The “Satellite-2” sequence contains local motions, light variation, and more object details. Figure 12 shows the superresolved results for Frame 3 of the “Satellite-2” sequence. The magnified details marked by the red rectangle demonstrate that the proposed LBST-SR algorithm generates the best visual effects, producing more natural visual effects and clearer details. Annoying black spot artifacts and unnatural visual effects are produced in the ANRSR, DPSR, and ScSR algorithms. Block artifacts and jagged effects are generated by the NL-SR algorithm, and ZM-SR algorithm produces blurred object details.

5. Conclusions

A novel learning-based algorithm to implement video SR reconstruction using spatiotemporal nonlocal similarity was proposed in this paper.

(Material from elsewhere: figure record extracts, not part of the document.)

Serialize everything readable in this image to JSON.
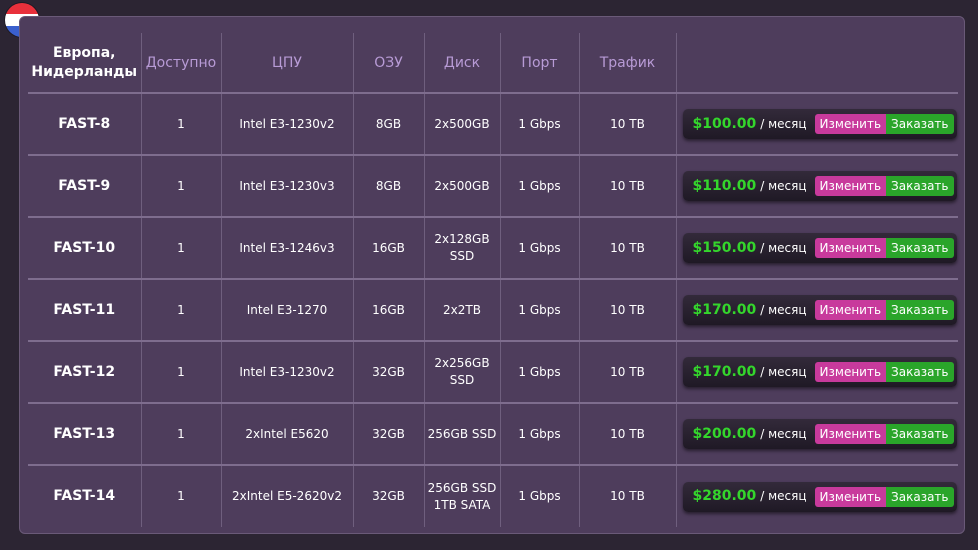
{
  "flag": {
    "name": "netherlands-flag",
    "colors": [
      "#e8303b",
      "#ffffff",
      "#3a5fcd"
    ]
  },
  "colors": {
    "price": "#34d62c",
    "change_button": "#c83a9c",
    "order_button": "#2aa52a"
  },
  "header": {
    "region": "Европа,\nНидерланды",
    "available": "Доступно",
    "cpu": "ЦПУ",
    "ram": "ОЗУ",
    "disk": "Диск",
    "port": "Порт",
    "traffic": "Трафик"
  },
  "rows": [
    {
      "name": "FAST-8",
      "available": "1",
      "cpu": "Intel E3-1230v2",
      "ram": "8GB",
      "disk": "2x500GB",
      "port": "1 Gbps",
      "traffic": "10 TB",
      "price": "$100.00",
      "per": "/ месяц",
      "change": "Изменить",
      "order": "Заказать"
    },
    {
      "name": "FAST-9",
      "available": "1",
      "cpu": "Intel E3-1230v3",
      "ram": "8GB",
      "disk": "2x500GB",
      "port": "1 Gbps",
      "traffic": "10 TB",
      "price": "$110.00",
      "per": "/ месяц",
      "change": "Изменить",
      "order": "Заказать"
    },
    {
      "name": "FAST-10",
      "available": "1",
      "cpu": "Intel E3-1246v3",
      "ram": "16GB",
      "disk": "2x128GB\nSSD",
      "port": "1 Gbps",
      "traffic": "10 TB",
      "price": "$150.00",
      "per": "/ месяц",
      "change": "Изменить",
      "order": "Заказать"
    },
    {
      "name": "FAST-11",
      "available": "1",
      "cpu": "Intel E3-1270",
      "ram": "16GB",
      "disk": "2x2TB",
      "port": "1 Gbps",
      "traffic": "10 TB",
      "price": "$170.00",
      "per": "/ месяц",
      "change": "Изменить",
      "order": "Заказать"
    },
    {
      "name": "FAST-12",
      "available": "1",
      "cpu": "Intel E3-1230v2",
      "ram": "32GB",
      "disk": "2x256GB\nSSD",
      "port": "1 Gbps",
      "traffic": "10 TB",
      "price": "$170.00",
      "per": "/ месяц",
      "change": "Изменить",
      "order": "Заказать"
    },
    {
      "name": "FAST-13",
      "available": "1",
      "cpu": "2xIntel E5620",
      "ram": "32GB",
      "disk": "256GB SSD",
      "port": "1 Gbps",
      "traffic": "10 TB",
      "price": "$200.00",
      "per": "/ месяц",
      "change": "Изменить",
      "order": "Заказать"
    },
    {
      "name": "FAST-14",
      "available": "1",
      "cpu": "2xIntel E5-2620v2",
      "ram": "32GB",
      "disk": "256GB SSD\n1TB SATA",
      "port": "1 Gbps",
      "traffic": "10 TB",
      "price": "$280.00",
      "per": "/ месяц",
      "change": "Изменить",
      "order": "Заказать"
    }
  ]
}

On the basis of LR-HR correlation mapping, spatiotemporal nonlocal similarity structural redundancies were used to improve SR quality further. With the objective of improving algorithm efficiency while guaranteeing SR quality, LR-HR correlation mapping was performed only for the salient object region of the video frame, following which an improved spatiotemporal nonlocal fuzzy registration scheme was established for spatiotemporal similarity matching and fusion using the similarity weighting strategy based on pseudo-Zernike moment feature similarity and structural similarity and the self-adaptive regional correlation evaluation strategy. The proposed spatiotemporal nonlocal fuzzy registration scheme does not rely on accurate estimation of subpixel motion, and therefore it can be adapted to complex motion patterns and is robust to noise and rotation. Experimental results demonstrated that the proposed algorithm achieves competitive SR quality compared to other state-of-the-art algorithms in terms of both subjective and objective evaluations.

Conflict of Interests

The authors declare that there is no conflict of interests regarding the publication of this paper.

Acknowledgments

This work was supported by the National Basic Research Program of China (973 Program) 2012CB821200 (2012CB821206) and the National Natural Science Foundation of China (no. 61320106006).